Раньше поля вдоль дороги от Исленьска к Елисейску были засеяны рожью или засажены картофелем, теперь – луком, не нашим, разумеется, а китайским. В земле после этого, говорят, сокрушаясь, местные жители, ничего потом не родится. А тут ещё наш бодренький ясноглазый губернатор, человек пришлый, по собственной инициативе, по повелению ли свыше, объявил Елисейский район неперспективным, нерентабельным. Раньше был и перспективным, и рентабельным – люди здесь жили и небедно, и никуда отсюда не хотели уезжать, а прибывали только, без всякой демографической политики множились. Теперь – нет. Лет за сорок до этого неперспективными объявили многие русские деревни – и где они теперь? На месте их пожары полыхают – удобряют землю для новых поселенцев, у которых она станет и рентабельной, и перспективной.
Может, и следует поглядывать на это отстранённо, как бы сверху, не принимая близко к сердцу? Может быть. Но у меня не получается, не дорастаю, не дотягиваюсь. Маловер – поэтому, конечно. Уже и подло малодушничаю: возможно, лучше было бы для нас, чтобы у власти оставались коммунисты?..

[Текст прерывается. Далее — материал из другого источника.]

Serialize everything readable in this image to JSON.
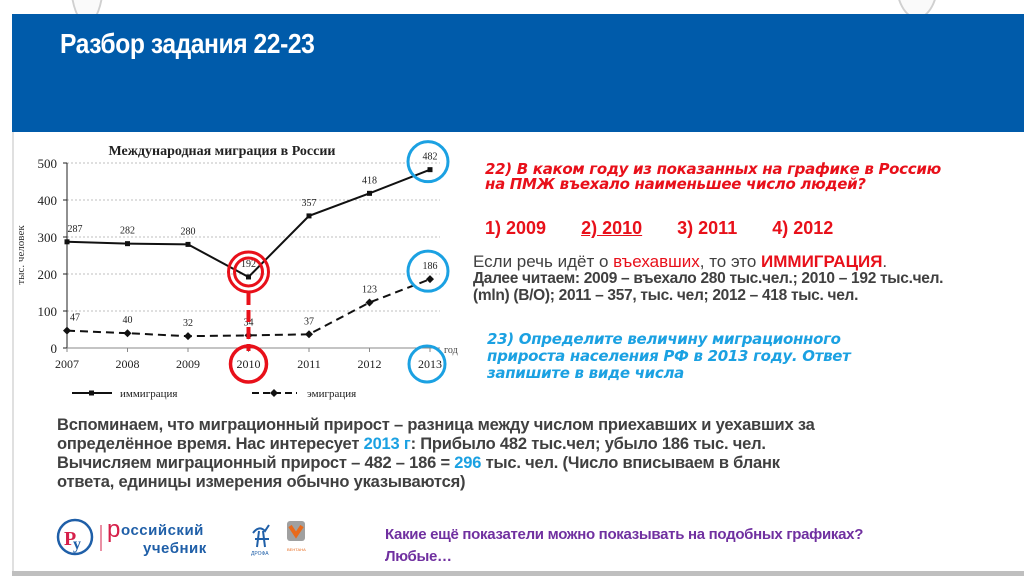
{
  "slide": {
    "title": "Разбор задания 22-23",
    "header_color": "#005BAA"
  },
  "chart_data": {
    "type": "line",
    "title": "Международная миграция в России",
    "xlabel": "год",
    "ylabel": "тыс. человек",
    "ylim": [
      0,
      500
    ],
    "yticks": [
      0,
      100,
      200,
      300,
      400,
      500
    ],
    "grid": true,
    "legend_position": "bottom",
    "categories": [
      "2007",
      "2008",
      "2009",
      "2010",
      "2011",
      "2012",
      "2013"
    ],
    "series": [
      {
        "name": "иммиграция",
        "style": "solid",
        "values": [
          287,
          282,
          280,
          192,
          357,
          418,
          482
        ]
      },
      {
        "name": "эмиграция",
        "style": "dashed",
        "values": [
          47,
          40,
          32,
          34,
          37,
          123,
          186
        ]
      }
    ],
    "annotations": [
      {
        "target": "иммиграция 2010 = 192",
        "color": "#e8101a",
        "shape": "double-circle"
      },
      {
        "target": "x-tick 2010",
        "color": "#e8101a",
        "shape": "circle"
      },
      {
        "target": "иммиграция 2013 = 482",
        "color": "#1ba1e2",
        "shape": "circle"
      },
      {
        "target": "эмиграция 2013 = 186",
        "color": "#1ba1e2",
        "shape": "circle"
      },
      {
        "target": "x-tick 2013",
        "color": "#1ba1e2",
        "shape": "circle"
      }
    ]
  },
  "question22": {
    "line1": "22) В каком году из показанных на графике в Россию",
    "line2": "на ПМЖ въехало наименьшее число людей?",
    "options": [
      "1) 2009",
      "2) 2010",
      "3) 2011",
      "4) 2012"
    ],
    "correct_index": 1
  },
  "explanation": {
    "l1_a": "Если речь идёт о ",
    "l1_b": "въехавших",
    "l1_c": ", то это ",
    "l1_d": "ИММИГРАЦИЯ",
    "l1_e": ".",
    "l2": "Далее читаем: 2009 – въехало 280 тыс.чел.; 2010 – 192 тыс.чел.",
    "l3": "(mln) (В/О); 2011 – 357, тыс. чел; 2012 – 418 тыс. чел."
  },
  "question23": {
    "line1": "23) Определите величину миграционного",
    "line2": "прироста населения РФ в 2013 году. Ответ",
    "line3": "запишите в виде числа"
  },
  "summary": {
    "l1": "Вспоминаем, что миграционный прирост – разница между числом приехавших и уехавших за",
    "l2_a": "определённое время. Нас интересует ",
    "l2_b": "2013 г",
    "l2_c": ": Прибыло 482 тыс.чел; убыло  186 тыс. чел.",
    "l3_a": "Вычисляем миграционный прирост –  482 – 186 = ",
    "l3_b": "296",
    "l3_c": " тыс. чел. (Число вписываем в бланк",
    "l4": "ответа, единицы измерения обычно указываются)"
  },
  "footer": {
    "logo_line1": "оссийский",
    "logo_p": "р",
    "logo_line2": "учебник",
    "logo_mark": "Ру",
    "question_line1": "Какие ещё показатели можно показывать на подобных графиках?",
    "question_line2": "Любые…"
  },
  "colors": {
    "red": "#e8101a",
    "blue": "#1ba1e2",
    "purple": "#7030a0",
    "text": "#404040"
  }
}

Да богоборцы ведь. Как совместить-то? Придётся, может.
Но и у тех, интернационалистов, свой был глобализм – сколько вон территорий раздарили щедро. Из своего кармана будто, из своей мошны.

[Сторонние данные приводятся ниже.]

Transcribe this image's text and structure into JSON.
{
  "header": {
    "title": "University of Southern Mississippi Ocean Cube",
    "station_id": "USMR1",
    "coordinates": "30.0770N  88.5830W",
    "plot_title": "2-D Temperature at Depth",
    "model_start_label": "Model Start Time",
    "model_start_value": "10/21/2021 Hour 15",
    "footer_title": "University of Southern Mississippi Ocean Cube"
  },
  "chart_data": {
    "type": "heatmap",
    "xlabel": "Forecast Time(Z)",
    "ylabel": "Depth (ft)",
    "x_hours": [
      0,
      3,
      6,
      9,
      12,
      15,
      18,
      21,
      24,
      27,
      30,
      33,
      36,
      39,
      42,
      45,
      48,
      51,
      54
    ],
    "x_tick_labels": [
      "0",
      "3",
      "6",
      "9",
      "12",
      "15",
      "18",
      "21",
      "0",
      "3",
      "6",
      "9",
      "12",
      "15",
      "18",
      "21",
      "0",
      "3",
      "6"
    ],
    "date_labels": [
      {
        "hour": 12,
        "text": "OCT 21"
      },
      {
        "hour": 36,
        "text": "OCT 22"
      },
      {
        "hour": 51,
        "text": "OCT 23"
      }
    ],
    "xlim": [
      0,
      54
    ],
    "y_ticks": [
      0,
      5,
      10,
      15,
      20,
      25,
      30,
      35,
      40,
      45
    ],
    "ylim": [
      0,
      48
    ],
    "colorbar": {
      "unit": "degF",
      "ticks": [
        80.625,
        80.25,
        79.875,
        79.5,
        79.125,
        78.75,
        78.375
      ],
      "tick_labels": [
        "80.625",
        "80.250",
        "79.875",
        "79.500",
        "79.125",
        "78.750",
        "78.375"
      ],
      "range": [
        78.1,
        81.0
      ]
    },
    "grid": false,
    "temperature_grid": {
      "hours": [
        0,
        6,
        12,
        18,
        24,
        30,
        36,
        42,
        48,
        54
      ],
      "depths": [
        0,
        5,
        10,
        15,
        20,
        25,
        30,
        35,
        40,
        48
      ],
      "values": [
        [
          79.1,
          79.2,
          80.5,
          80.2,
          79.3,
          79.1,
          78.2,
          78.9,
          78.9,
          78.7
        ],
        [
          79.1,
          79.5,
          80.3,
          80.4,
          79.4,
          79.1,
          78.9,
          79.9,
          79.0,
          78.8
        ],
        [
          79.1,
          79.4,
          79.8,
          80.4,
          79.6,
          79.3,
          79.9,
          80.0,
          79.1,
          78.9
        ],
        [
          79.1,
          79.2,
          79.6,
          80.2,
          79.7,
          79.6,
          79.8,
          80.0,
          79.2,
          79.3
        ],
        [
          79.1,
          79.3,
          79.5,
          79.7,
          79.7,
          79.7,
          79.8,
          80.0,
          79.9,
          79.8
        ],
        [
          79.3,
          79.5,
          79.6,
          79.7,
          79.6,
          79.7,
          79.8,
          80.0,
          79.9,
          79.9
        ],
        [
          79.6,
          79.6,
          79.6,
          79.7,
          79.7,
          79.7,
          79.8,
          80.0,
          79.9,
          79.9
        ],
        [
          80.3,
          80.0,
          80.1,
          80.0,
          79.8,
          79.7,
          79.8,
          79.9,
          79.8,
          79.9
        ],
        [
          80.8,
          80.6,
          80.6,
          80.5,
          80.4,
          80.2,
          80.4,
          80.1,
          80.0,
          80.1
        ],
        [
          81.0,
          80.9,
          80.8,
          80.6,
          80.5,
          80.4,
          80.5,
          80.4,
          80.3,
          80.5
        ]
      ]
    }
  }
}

Одной свиньи мясо, как говорит мама.
А где Иван-то Калита? В каком он веке? Затерялся.
Это, наверное, важно и не безразлично для тебя, когда ты гражданин, а когда ты просто потребитель, не всё ли равно?
Так я это, рассуждаю.
На веранде, хоть и зимней, с открытой в зал дверью, прохладно: дышу – отпыхивается. Стекло оконное – вверху чистое, незримое, внизу в запотени – застит. Есть желание – из детства будто выплывает – лбом к нему, к стеклу, или ладонью прикоснуться. После исполню. Но пока:
Не хочется выбираться из тёплой постели. Всё же поднялся. В чём есть, в одних трусах, пошёл на улицу.
Мама на кухне, не видит меня. И уж тем более не слышит.

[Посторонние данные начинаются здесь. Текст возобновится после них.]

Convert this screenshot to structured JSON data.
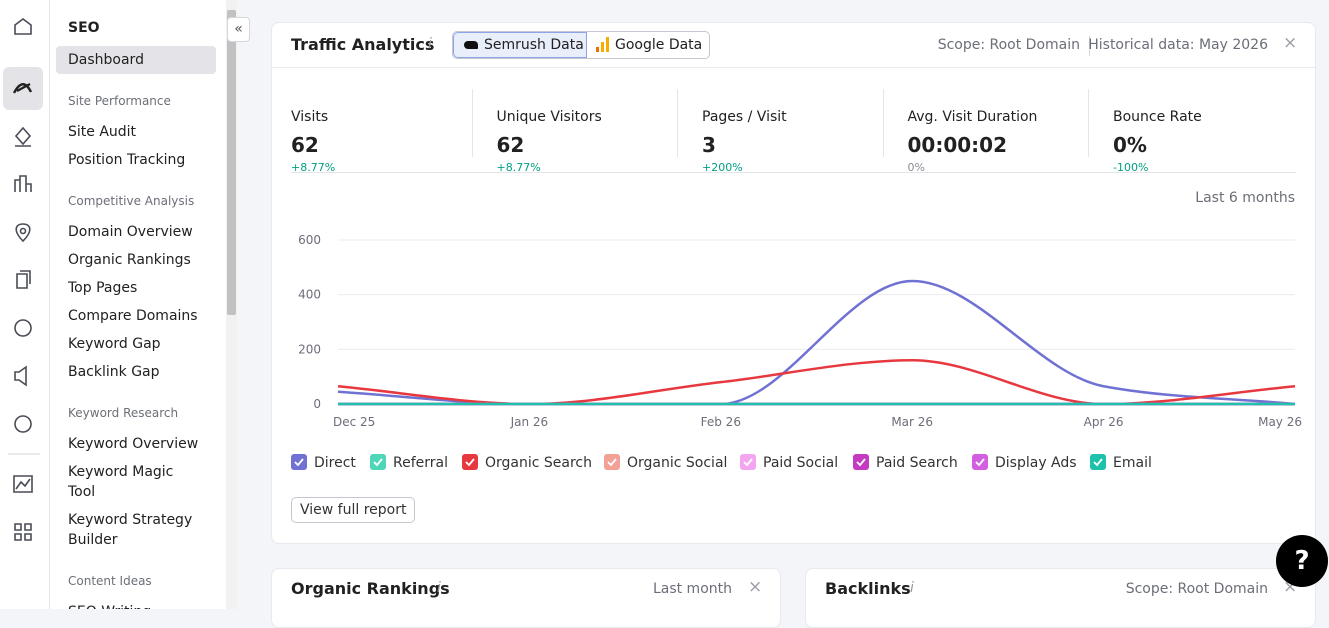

Небо в звёздах – как обшито, как в заклёпках ли – оковано. В засмиревшем без ветра и терпко пахнущем дымокурами воздухе, отражая свет уличных дневного света фонарей, искрится изморозь. Мурава в инее. Месяц на нём играет блёстками – словно ребёнок. Но так и есть – недавно народился – всё и в диковину ему поэтому. Висит, как в зыбке, остророгий.
На скрип двери кошки сбежались. Взметнув штандартами хвосты, блестя глазами, крутятся поблизости и молча, но об ноги мне, как маме, не трутся – не те у меня с ними отношения. Разного возраста и разной масти. У мамы их, на нынешний момент, десять. Примерно – десять. Я их не считал. А мама – та со счёту уже сбилась. Живут в подсобке. Чем может, тем их и кормит. «Они меня когда-нибудь съедят, – говорит. – Расплодились. Ваня, убей хоть несколько». Отказываюсь. «Ты не давай им жрать, – говорю, – они и сами от тебя уйдут». – «Да куда они уйдут… Ещё к зиме-то… Одолеют. И никакого мору на них нет, – вздыхает. – Путнюю скотину, – говорит, – попробуй вырасти, а эти… чертополох так не плодится».
Возвращаюсь в дом.
Мама уже в прихожей. Видит меня.
– Во-о, – говорит. – Думала, спит… Боялась звякнуть… Ложись, поспи, такая рань ещё вон, – сказав, кивает на окно.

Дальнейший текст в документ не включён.